L’Academy ha pensato di cavarsela con un film che sparava a zero contro la protervia dell’oligarchia russa, raccontando la storia del matrimonio tra un rampollo di quest’ultima e una sex worker americana. Forse a Hollywood è sembrata una coraggiosa presa di posizione in chiave anti-russa dopo il disastroso colloquio Zelensky-Trump, con cui gli Usa hanno cominciato a scaricare l’Ucraina. Se fossero stati davvero intrepidi, dal punto di vista politico, avrebbero dovuto dare il premio principale al perturbante documentario No Other Land girato dall’attivista palestinese Basel Adra, insieme al regista palestinese Hamdan Ballal, al giornalista israeliano Yuval Abraham e alla direttrice della fotografia israeliana Rachel Szor. È un racconto in presa diretta di anni di resistenza nel villaggio palestinese di Masafer Yatta in Cisgiordania, dichiarato dalla Suprema Corte israeliana luogo di esercitazioni militari. E , invece, lo hanno confinato nella sezione del cinema del reale. Emilia Pérez, che partiva con 13 candidature, si è presa le briciole: miglior attrice non protagonista (sacrosanto) a Zoe Saldaña, che ha strinato ulteriormente le coscienze di Hollywood rivendicando le sue origini di immigrata di seconda generazione, e la statuetta per la miglior canzone originale a El mal di Camille e Clément Ducol. Niente ha potuto risollevare la cerimonia soporifera, condotta da Conan O’Brien, equilibrista del nulla; nemmeno quando Adrien Brody per andare a ritirare la statuetta come miglior attore protagonista per The brutalist ha lanciato la chewing gum al volo alla moglie. La recitazione di Brody ha lenito la languente lunghezza del polpettone sentimentale di Brady Corbet, ma l’attore aveva già preso l’Oscar per Il pianista nel 2003 e il riconoscimento se lo meritava Ralph Fiennes per quel gioiellino di suspense, molto attuale, che è Conclave (premio alla miglior sceneggiatura non originale di Peter Straughan). Quasi quasi vien da difendere il povero Timothée Chalamet, che aveva già il piede pronto per schizzare sul palco a fare il paladino di Bob Dylan, ma si è bruciato con il discorso presuntuosetto agli Award Acceptance Speech, in cui ha detto che, insomma, questo è solo l’inizio di una carriera Über alles. The complete unknown è stato snobbato, mentre Corbet si è portato a casa anche la miglior fotografia (Lol Crawley) e la miglior colonna sonora originale (Daniel Blumberg).

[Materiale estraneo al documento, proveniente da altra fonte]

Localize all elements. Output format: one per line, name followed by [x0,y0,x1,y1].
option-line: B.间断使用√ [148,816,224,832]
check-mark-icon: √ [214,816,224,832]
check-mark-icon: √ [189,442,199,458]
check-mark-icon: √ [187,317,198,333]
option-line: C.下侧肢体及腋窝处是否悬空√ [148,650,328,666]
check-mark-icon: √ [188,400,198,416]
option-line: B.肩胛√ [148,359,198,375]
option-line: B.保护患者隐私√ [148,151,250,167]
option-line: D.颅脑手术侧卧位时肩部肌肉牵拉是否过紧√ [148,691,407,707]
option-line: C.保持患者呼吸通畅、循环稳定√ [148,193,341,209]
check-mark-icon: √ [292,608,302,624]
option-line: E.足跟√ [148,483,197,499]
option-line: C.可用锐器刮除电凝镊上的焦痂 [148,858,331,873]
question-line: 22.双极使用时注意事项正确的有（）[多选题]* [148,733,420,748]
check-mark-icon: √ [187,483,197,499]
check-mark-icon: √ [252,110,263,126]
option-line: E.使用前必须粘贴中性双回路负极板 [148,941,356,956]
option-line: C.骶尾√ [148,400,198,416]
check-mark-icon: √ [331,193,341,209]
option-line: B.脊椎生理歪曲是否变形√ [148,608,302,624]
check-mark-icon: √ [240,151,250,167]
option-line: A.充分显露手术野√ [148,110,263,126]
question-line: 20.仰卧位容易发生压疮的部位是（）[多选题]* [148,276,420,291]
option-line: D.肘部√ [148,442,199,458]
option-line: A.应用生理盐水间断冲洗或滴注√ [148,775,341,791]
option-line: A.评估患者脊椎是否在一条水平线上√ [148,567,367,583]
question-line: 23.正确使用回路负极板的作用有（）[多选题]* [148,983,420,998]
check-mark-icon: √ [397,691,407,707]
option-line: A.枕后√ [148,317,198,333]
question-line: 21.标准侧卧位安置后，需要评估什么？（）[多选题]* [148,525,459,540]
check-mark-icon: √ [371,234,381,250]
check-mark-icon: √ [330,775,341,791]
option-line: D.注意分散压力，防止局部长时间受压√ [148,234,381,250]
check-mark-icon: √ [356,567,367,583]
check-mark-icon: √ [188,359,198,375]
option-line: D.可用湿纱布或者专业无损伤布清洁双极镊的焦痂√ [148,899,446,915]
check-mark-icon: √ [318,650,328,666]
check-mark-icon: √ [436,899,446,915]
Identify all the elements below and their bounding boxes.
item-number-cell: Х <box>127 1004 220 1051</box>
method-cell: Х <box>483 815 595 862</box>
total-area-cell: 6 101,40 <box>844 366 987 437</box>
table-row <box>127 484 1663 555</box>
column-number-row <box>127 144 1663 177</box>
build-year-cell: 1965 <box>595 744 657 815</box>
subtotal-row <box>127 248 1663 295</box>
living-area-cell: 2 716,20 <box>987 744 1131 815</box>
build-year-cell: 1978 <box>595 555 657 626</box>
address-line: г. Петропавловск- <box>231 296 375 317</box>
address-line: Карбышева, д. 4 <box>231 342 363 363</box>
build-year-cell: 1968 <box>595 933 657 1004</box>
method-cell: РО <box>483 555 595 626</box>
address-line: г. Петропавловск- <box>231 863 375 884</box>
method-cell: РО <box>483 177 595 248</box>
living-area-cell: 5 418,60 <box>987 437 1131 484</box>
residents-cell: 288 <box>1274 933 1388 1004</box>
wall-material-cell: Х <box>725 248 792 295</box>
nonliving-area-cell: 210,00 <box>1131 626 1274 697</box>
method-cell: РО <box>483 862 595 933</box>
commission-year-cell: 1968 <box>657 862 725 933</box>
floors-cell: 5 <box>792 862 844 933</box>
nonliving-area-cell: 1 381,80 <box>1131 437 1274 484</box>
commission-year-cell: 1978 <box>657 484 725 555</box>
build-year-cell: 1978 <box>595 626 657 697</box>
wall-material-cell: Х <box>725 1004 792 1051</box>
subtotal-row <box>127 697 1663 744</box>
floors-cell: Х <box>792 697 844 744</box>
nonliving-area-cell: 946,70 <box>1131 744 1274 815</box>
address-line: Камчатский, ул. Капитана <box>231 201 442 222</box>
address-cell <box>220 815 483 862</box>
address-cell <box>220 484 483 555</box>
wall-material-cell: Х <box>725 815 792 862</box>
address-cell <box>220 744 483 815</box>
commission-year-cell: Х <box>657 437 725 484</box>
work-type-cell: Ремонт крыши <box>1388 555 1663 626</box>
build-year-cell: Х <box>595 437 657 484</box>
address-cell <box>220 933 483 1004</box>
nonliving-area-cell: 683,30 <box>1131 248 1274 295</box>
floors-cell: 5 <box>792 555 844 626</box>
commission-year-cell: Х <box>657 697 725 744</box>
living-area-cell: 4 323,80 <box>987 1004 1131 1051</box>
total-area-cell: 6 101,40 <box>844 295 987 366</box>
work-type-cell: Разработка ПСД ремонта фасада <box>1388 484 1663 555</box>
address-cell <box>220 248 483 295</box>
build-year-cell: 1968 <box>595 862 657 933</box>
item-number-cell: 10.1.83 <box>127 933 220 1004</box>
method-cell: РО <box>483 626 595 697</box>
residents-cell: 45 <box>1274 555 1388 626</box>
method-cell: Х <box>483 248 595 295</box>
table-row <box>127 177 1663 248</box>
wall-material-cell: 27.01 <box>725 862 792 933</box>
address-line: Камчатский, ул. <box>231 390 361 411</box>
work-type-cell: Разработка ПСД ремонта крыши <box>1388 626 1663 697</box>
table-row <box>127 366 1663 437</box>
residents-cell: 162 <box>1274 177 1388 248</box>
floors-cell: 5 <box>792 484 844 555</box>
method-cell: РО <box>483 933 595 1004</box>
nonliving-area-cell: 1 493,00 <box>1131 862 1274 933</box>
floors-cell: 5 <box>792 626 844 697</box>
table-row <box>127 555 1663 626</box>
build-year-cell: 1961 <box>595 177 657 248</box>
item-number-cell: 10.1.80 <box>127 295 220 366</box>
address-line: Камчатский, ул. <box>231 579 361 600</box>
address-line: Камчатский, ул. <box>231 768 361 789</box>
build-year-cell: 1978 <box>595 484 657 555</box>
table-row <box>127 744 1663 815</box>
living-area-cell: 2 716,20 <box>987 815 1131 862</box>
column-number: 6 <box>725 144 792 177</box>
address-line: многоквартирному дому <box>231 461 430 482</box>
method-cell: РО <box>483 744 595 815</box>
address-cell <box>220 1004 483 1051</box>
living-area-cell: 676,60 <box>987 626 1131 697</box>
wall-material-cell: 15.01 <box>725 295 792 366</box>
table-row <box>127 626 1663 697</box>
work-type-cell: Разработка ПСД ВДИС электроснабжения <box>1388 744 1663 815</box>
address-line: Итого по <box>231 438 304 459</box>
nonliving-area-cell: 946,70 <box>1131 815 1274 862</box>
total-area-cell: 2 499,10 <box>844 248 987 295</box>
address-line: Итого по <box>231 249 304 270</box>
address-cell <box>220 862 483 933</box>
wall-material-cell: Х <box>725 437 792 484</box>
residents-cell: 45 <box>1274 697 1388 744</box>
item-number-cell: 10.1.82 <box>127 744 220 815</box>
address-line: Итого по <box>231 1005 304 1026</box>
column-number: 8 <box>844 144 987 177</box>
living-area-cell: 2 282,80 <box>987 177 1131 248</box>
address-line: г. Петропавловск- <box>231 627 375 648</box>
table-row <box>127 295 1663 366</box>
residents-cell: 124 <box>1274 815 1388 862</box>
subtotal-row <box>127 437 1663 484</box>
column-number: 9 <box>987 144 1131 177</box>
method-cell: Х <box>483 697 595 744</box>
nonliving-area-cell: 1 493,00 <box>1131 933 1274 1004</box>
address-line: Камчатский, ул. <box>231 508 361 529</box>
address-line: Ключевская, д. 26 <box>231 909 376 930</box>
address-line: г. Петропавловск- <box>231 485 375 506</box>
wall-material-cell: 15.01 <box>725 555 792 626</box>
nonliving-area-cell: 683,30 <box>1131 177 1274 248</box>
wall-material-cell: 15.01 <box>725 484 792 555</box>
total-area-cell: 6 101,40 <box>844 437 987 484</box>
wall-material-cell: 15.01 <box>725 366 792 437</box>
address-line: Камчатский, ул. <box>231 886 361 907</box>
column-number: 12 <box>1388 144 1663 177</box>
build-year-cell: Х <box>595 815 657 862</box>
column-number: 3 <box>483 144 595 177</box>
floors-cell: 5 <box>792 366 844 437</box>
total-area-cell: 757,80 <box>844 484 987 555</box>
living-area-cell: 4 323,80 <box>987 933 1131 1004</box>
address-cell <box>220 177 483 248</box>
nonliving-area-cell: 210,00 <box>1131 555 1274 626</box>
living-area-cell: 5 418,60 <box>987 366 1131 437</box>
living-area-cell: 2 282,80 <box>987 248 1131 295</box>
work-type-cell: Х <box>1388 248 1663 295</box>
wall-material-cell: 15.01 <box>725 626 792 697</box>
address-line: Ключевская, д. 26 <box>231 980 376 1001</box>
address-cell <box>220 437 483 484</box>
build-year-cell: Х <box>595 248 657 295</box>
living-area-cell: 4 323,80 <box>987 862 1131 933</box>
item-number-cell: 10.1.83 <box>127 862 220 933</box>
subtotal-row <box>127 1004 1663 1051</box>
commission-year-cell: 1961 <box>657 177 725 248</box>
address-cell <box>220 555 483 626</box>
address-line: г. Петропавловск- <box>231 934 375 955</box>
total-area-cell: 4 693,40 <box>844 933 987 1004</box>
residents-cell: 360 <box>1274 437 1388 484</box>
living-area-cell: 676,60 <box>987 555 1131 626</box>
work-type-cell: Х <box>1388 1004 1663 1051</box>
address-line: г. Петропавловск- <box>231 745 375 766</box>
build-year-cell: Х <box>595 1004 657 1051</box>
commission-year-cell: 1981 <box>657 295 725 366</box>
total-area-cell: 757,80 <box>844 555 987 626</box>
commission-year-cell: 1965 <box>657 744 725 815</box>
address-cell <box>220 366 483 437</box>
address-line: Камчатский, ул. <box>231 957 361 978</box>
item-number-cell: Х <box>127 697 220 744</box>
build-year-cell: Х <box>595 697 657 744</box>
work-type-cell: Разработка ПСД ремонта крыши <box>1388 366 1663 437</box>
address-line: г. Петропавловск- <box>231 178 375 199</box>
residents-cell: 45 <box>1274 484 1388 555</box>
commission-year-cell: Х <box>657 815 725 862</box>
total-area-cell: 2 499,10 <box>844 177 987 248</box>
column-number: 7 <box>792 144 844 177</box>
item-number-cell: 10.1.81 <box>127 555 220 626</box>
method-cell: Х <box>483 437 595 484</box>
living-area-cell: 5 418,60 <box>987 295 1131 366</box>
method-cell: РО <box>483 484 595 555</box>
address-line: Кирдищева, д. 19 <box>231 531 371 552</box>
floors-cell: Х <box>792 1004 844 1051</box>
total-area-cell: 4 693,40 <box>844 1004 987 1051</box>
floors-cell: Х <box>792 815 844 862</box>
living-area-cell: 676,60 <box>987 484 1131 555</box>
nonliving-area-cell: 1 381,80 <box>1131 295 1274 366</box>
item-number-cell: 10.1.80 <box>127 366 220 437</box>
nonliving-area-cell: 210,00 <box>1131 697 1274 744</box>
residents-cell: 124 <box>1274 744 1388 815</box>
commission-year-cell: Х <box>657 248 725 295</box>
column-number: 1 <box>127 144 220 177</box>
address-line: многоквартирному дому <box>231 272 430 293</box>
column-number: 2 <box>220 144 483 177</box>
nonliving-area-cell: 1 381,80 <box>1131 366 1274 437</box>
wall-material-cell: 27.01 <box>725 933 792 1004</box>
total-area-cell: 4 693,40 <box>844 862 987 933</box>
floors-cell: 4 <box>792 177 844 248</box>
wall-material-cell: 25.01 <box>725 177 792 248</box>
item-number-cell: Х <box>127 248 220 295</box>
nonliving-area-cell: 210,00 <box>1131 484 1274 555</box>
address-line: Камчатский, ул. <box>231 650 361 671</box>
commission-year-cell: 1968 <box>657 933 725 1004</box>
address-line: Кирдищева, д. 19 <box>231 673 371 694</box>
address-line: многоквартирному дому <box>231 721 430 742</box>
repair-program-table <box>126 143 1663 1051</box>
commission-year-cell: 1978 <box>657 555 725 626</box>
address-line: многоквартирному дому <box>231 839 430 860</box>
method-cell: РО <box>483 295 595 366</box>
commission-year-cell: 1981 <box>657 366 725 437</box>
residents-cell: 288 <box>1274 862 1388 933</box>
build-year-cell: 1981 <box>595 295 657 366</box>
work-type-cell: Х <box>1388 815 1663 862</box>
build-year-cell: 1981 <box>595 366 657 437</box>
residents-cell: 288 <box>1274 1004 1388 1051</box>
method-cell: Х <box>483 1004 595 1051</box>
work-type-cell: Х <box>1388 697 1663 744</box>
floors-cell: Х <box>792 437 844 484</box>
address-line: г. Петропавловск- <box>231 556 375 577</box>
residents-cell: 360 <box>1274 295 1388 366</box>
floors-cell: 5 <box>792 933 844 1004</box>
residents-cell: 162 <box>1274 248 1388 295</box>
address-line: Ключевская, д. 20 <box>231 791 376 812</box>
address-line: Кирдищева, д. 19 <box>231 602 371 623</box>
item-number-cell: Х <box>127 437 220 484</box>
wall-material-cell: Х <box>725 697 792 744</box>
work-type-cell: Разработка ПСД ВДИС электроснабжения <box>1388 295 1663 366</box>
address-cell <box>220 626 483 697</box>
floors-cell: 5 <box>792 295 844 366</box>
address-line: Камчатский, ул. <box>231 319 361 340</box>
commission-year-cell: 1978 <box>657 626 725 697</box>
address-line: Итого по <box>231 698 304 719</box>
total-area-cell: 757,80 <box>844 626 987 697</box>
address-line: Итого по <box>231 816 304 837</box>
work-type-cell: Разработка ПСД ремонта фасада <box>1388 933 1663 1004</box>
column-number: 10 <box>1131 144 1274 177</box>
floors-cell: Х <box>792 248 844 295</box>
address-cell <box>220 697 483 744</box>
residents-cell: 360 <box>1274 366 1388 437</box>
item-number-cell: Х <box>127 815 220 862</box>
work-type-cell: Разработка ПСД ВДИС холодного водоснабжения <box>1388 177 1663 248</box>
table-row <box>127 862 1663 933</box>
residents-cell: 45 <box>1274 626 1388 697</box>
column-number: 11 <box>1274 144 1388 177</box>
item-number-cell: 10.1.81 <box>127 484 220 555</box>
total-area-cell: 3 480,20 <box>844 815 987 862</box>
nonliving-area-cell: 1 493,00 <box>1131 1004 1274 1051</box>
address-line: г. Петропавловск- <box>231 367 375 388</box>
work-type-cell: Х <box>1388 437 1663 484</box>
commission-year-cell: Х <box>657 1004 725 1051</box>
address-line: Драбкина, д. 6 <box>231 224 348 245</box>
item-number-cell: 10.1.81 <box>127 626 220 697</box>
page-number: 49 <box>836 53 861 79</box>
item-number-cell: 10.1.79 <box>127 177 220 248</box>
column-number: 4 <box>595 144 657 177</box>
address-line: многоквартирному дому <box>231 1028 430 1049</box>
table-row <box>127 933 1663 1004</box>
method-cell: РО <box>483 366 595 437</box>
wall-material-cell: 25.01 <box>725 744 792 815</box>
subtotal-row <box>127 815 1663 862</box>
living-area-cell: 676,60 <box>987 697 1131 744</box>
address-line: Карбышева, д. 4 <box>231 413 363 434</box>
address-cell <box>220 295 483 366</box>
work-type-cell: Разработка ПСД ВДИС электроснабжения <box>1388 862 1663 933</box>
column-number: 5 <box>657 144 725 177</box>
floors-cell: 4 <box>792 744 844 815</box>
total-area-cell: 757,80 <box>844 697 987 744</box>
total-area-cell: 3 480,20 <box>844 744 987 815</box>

Per non dimenticare nessun amichetto, il miglior attore non protagonista è stato Kieran Culkin per A real pain, l’inoffensivo dramedy di Jesse Eisenberg. Wiked ha avuto la miglior scenografia (Nathan Crowley) e arredamento (Lee Sandales) e migliori costumi (Paul Tazewell) per attenuare lo scorno delle dieci nomination andate a vuoto (ma nessuno si è strappato le vesti). Altro premio di consolazione: i migliori trucco e acconciatura a Pierre-Oliver Persin, Stéphanie Guillon e Marilyne Scarselli per The Substance. La sala esanime ha avuto un sussulto solo quando hanno annunciato il miglior film internazionale, il tosto brasiliano Io sono ancora qui di Walter Salles e il premio per l’animazione al lettone Flow di Gints Zilbalodis.
Niente di nuovo sul fronte occidentale: i veri riconoscimenti sono andati solo e solamente a produzioni americane, presunte indipendenti. Vogliamo chiamare piccola forza quella della Neon dei fratelli Friedkin di Anora? L’amichetteria dell’ormai potentissima Greta Gerwigh aveva già spianato la strada a Baker a Cannes. Ora Anora si farà un giro di sale internazionali guadagnando quei soldi che non aveva fatto fino ad ora con le sue forze nei cinema.